Closed jannschu closed 4 years ago
I will review the line fitting test case sometime today or tomorrow. I am a bit busy atm, but I definitely will prioritize this.
I also did change the API slightly in master to accommodate optimization I am doing with lie algebras on rotation matrices. I don't think it will interfere with your code, but can you pull that in to this branch.
Hi all, thanks for sharing this code. I also want to use the algorithm and get here.
It depends on how residual is calculated. Let Y denote measured values, Ŷ denote estimated values.
If you define ε = Y - Ŷ
, then no need to add the minus sign.
I prefer this definition, which is also used on Wikipedia.
@J-F-Liu You may want to wait a bit to use this as @jannschu is working on a branch that refactors it. See #4.
Hi all, thanks for sharing this code. I also want to use the algorithm and get here. It depends on how residual is calculated. Let Y denote measured values, Ŷ denote estimated values. If you define
ε = Y - Ŷ
, then no need to add the minus sign. I prefer this definition, which is also used on Wikipedia.
If your residual is of this form and you flip the sign, your Jacobian also flips sign. So this is not correct, the sign was wrong, I think.
edit: Should clarify that the Jacobian has to be computed with respect to the residual vector. Not a measurement.

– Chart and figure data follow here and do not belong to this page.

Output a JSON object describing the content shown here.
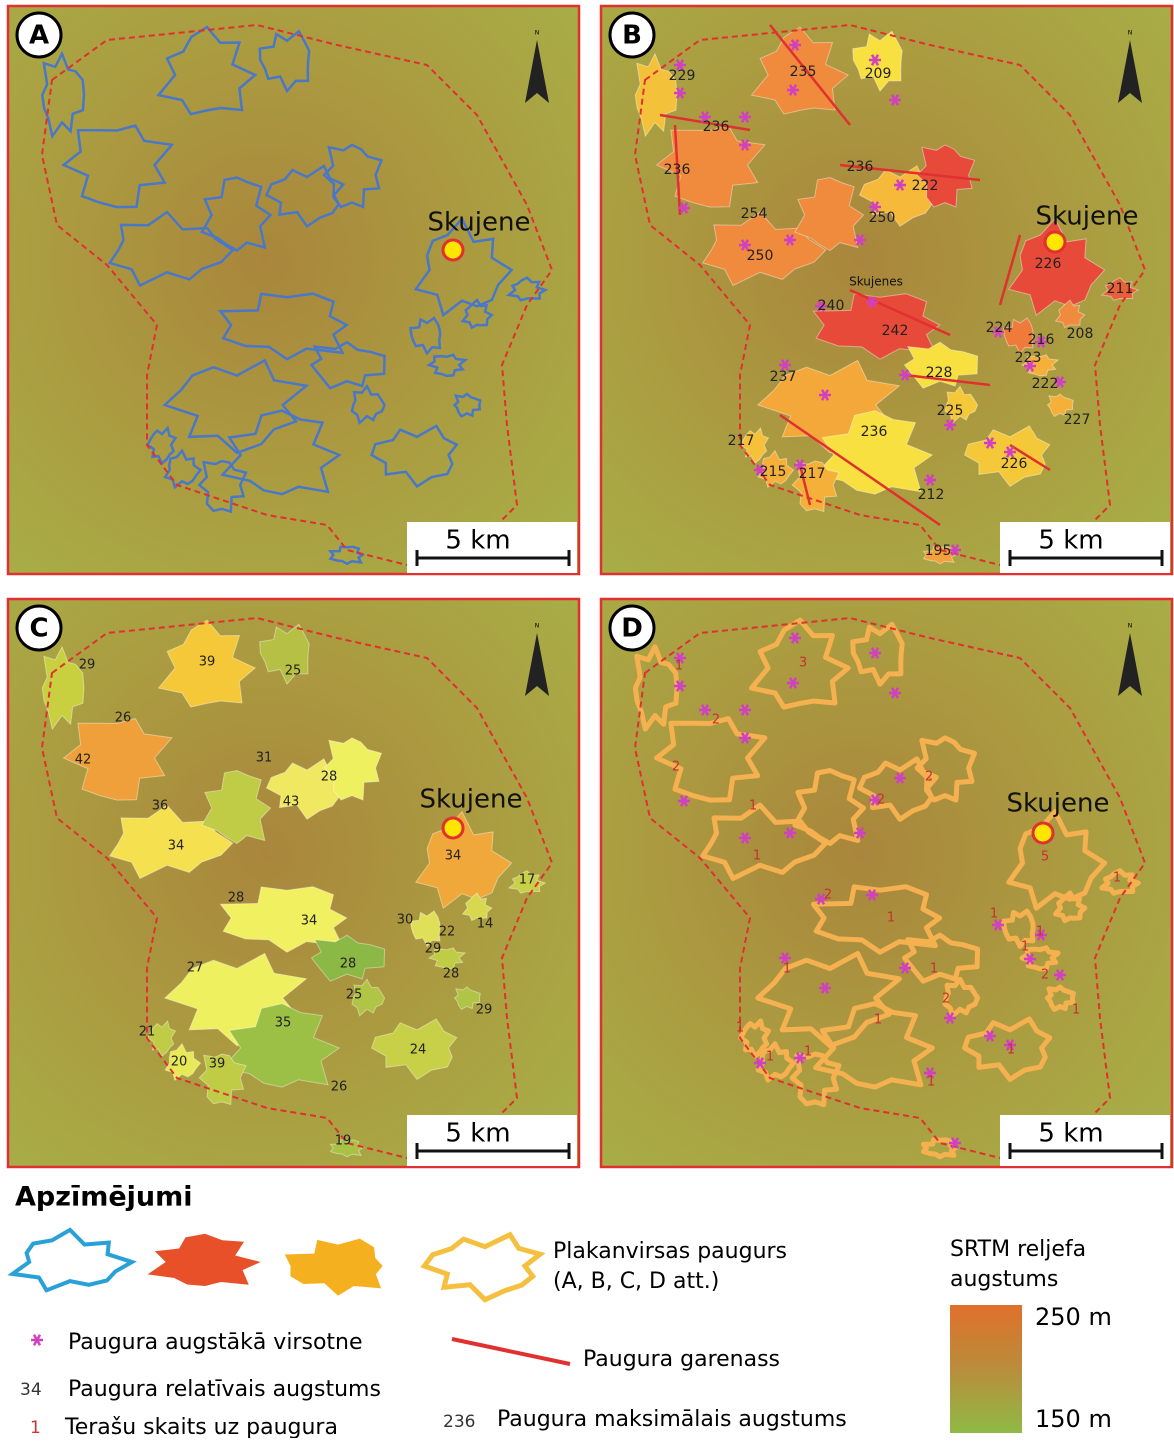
{
  "panels": [
    {
      "letter": "A",
      "town": "Skujene",
      "scale": "5 km",
      "north": "N"
    },
    {
      "letter": "B",
      "town": "Skujene",
      "scale": "5 km",
      "north": "N",
      "place_label": "Skujenes",
      "labels": [
        229,
        235,
        209,
        236,
        236,
        236,
        222,
        254,
        250,
        250,
        226,
        211,
        240,
        242,
        224,
        216,
        208,
        223,
        222,
        228,
        237,
        225,
        227,
        236,
        217,
        226,
        215,
        217,
        212,
        195
      ]
    },
    {
      "letter": "C",
      "town": "Skujene",
      "scale": "5 km",
      "north": "N",
      "labels": [
        29,
        39,
        25,
        26,
        42,
        31,
        28,
        36,
        43,
        34,
        34,
        17,
        28,
        30,
        34,
        22,
        14,
        29,
        27,
        28,
        28,
        25,
        29,
        35,
        21,
        20,
        39,
        24,
        26,
        19
      ]
    },
    {
      "letter": "D",
      "town": "Skujene",
      "scale": "5 km",
      "north": "N",
      "labels": [
        1,
        3,
        2,
        2,
        2,
        2,
        1,
        1,
        5,
        1,
        2,
        1,
        1,
        1,
        1,
        2,
        1,
        1,
        2,
        1,
        1,
        1,
        1,
        1,
        1,
        1
      ]
    }
  ],
  "legend": {
    "title": "Apzīmējumi",
    "hill_line1": "Plakanvirsas paugurs",
    "hill_line2": "(A, B, C, D att.)",
    "srtm_line1": "SRTM reljefa",
    "srtm_line2": "augstums",
    "high": "250 m",
    "low": "150 m",
    "peak": "Paugura augstākā virsotne",
    "axis": "Paugura garenass",
    "rel_sample": "34",
    "rel": "Paugura relatīvais augstums",
    "terr_sample": "1",
    "terr": "Terašu skaits uz paugura",
    "max_sample": "236",
    "max": "Paugura maksimālais augstums"
  }
}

@jannschu If the jacobian is negative and you flip the residuals to be negative then it should cancel out, unless I am mistaken.
Jacobian doesn't relate to residual. From my understanding,
residual = target - model(params)
jacobian = partial_diff(model, params)
@J-F-Liu Each term (i,j) of the Jacobian is of the form partial diff of residual i with regard to variable j. So yes the sign of the Jacobian depends on how you compute your residual. Usually we model our problem as a "data fitting problem" (look for "In data fitting" in https://en.wikipedia.org/wiki/Gauss%E2%80%93Newton_algorithm). And in that case, we are computing the partial derivatives of (data - model). Therefore if you compute the "Jacobian of the model function" and not the "Jacobian of the residuals: (data_i - model_i)" the "model" appears with a negative sign. In that setup, if you still call the "gradient" the value "J^T r" then the guess is update with `guess += hessian gradientinstead of
-=`.
If I read the code correctly, the update guess function is left to the implementation. So the implementation functions of apply_delta
, residuals
, and jacobians
have to be coherent with each other. In any case, accumulating gradients should just be grad += J_i^T * r_i
there should not be any minus sign here in my opinion so I don't really agree with the change. I suppose the issue here is more regarding naming and documentation of what those are so that implementations of the 3 functions are correct with regard to each other. But I'll let you @vadixidav and @J-F-Liu decide how to proceed.
I see, in case of computing the partial derivatives of (data - model), we can think of target values are 0, and either (data - model) or (model-data) as a new_model, so that residual = target - new_model(params), jacobian = partial_diff(new_model, params)
and guess += hessian * gradient
still holds, thus simplifying API definition.
@mpizenberg I am letting @jannschu decide which form we want. I think we are going with the more traditional form (the one stated on the Wikipedia page), which is fine. @jannschu is doing a huge rewrite, so this PR is mostly irrelevant anyways.
Wrong sign was used for new parameters.
Fixes the issue described in #4.
edit: I pushed a possible fix for the line fitting test case. You might want to check my derivatives, just to be sure.